Hollow Spaces became one of the most acclaimed legal thrillers of the year, earning recognition from The New York Times as one of the 100 notable books of 2025 and one of the best crime novels and mysteries of the year. But the book is less interested in courtroom victories than what happens after the verdict.
What happens when someone is acquitted and still loses everything?
What happens when the justice system technically works, but nobody feels justice was done?
Victor discusses the central idea behind Hollow Spaces: that a not guilty verdict does not erase suspicion, trauma, or public judgment. The episode dives into the uncomfortable reality that the legal system often resolves cases without resolving human pain.
For lawyers, this episode is also a masterclass in authenticity.

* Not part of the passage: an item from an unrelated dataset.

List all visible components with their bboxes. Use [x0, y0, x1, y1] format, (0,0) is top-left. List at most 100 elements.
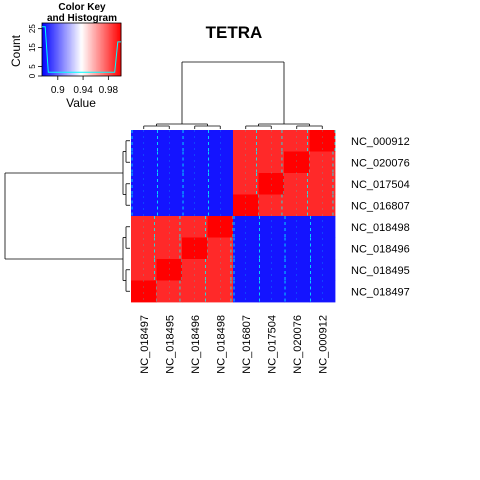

Victor talks about why vulnerability matters in legal practice, why young lawyers should stop trying to imitate courtroom personalities, and how confidence without arrogance creates trust with judges, clients, and colleagues. Neal and Victor discuss the difference between bravado and authenticity, and why so many lawyers struggle to build meaningful client relationships because they never learn how to tell the truth about themselves.
This episode is for:
Young lawyers trying to find their identity
Litigators who feel burned out or disconnected
Law students wondering if creativity belongs in the legal profession
Writers balancing demanding careers
Trial lawyers interested in persuasion and storytelling
Anyone questioning whether success alone creates fulfillment
Topics covered include:
NYU Tisch School of the Arts
New York Law School
Federal clerkships
SEC investigations and enforcement
Trial advocacy
Storytelling in litigation
Witness credibility
Emotional intelligence in law practice
Vulnerability and leadership
Writing fiction while practicing law
Legal thrillers and crime fiction
Generational trauma
Asian American identity in Big Law
The American justice system
Why acquittals do not always feel like justice
Parenting, grief, and legacy
Victor Suthammanont’s story is a reminder that careers do not have to be linear to become meaningful. Sometimes the things that make a lawyer different become the exact things that make them effective.